One cool thing about this movie is that Christopher Lee and Samuel L. Jackson reprised their roles of Count Dooku and Mace Windu. This is notable because they did not continue to voice the characters in the TV series. But at least we get them for this one movie.

Anakin isn’t my favorite in this movie, but this Clone Wars version of Anakin eventually becomes my favorite version of Anakin, bar none. He’s still kind of annoying in this movie, but over the course of the show this version of Anakin becomes so much more likable than the live-action version, and his fall to the dark side feels much more gradual and realistic.

Star Wars: The Clone Wars

Was there anything about this movie that I actually liked though? If you take this movie as a standalone–ignoring the TV series and other stories that came after it–then no. This movie is bad. Am I being a little harsh towards a movie that was clearly aimed at a younger audience than the main-series Star Wars films? Maybe, a little bit. But good kids’ movies are still enjoyable for adults too. While I can easily see young children enjoying this movie, I can’t really see anyone else having a fun time watching this.

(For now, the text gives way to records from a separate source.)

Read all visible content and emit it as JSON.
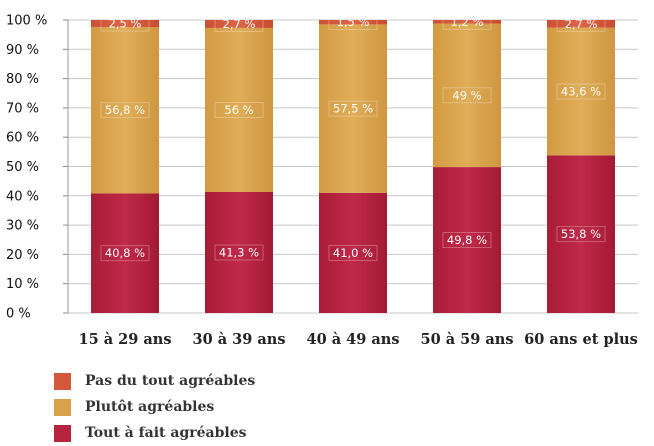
{
  "chart_data": {
    "type": "bar",
    "stacked": true,
    "categories": [
      "15 à 29 ans",
      "30 à 39 ans",
      "40 à 49 ans",
      "50 à 59 ans",
      "60 ans et plus"
    ],
    "series": [
      {
        "name": "Tout à fait agréables",
        "values": [
          40.8,
          41.3,
          41.0,
          49.8,
          53.8
        ],
        "labels": [
          "40,8 %",
          "41,3 %",
          "41,0 %",
          "49,8 %",
          "53,8 %"
        ],
        "color": "#b8243e"
      },
      {
        "name": "Plutôt agréables",
        "values": [
          56.8,
          56,
          57.5,
          49,
          43.6
        ],
        "labels": [
          "56,8 %",
          "56 %",
          "57,5 %",
          "49 %",
          "43,6 %"
        ],
        "color": "#d9a24a"
      },
      {
        "name": "Pas du tout agréables",
        "values": [
          2.5,
          2.7,
          1.5,
          1.2,
          2.7
        ],
        "labels": [
          "2,5 %",
          "2,7 %",
          "1,5 %",
          "1,2 %",
          "2,7 %"
        ],
        "color": "#d4583a"
      }
    ],
    "ylim": [
      0,
      100
    ],
    "yticks": [
      0,
      10,
      20,
      30,
      40,
      50,
      60,
      70,
      80,
      90,
      100
    ],
    "ytick_labels": [
      "0 %",
      "10 %",
      "20 %",
      "30 %",
      "40 %",
      "50 %",
      "60 %",
      "70 %",
      "80 %",
      "90 %",
      "100 %"
    ],
    "grid": true,
    "legend_order": [
      "Pas du tout agréables",
      "Plutôt agréables",
      "Tout à fait agréables"
    ],
    "legend_position": "bottom-left"
  }
}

But here’s the one huge positive that I can sort of take from this movie: Though I complained about her in this review, and I truly can’t stand her in this movie, Ahsoka Tano went on to become a great character in the TV show. I hated her when I first saw this movie, and it took me a long time to warm up to her in the show, but as she grew as a Jedi she became more mature, less annoying, and eventually ended up being a total badass. I’m being completely honest when I say that Ahsoka Tano is one of my favorite Star Wars characters of all time. And looking back, it’s kind of fun to see how an annoying teenage girl evolved over time into the character that I enjoy so much today. Her last appearance in The Clone Wars TV series is not only one of the best parts of the entire show, but one of my favorite moments in all of Star Wars. And I was thrilled when she came back years later in Star Wars Rebels. I don’t have a lot of good things to say about this movie, but I’m definitely glad that it introduced us to such a great character, even if I didn’t think she was so great at the time. The only reason I would recommend this movie to anyone is because it introduces us to Ahoska Tano.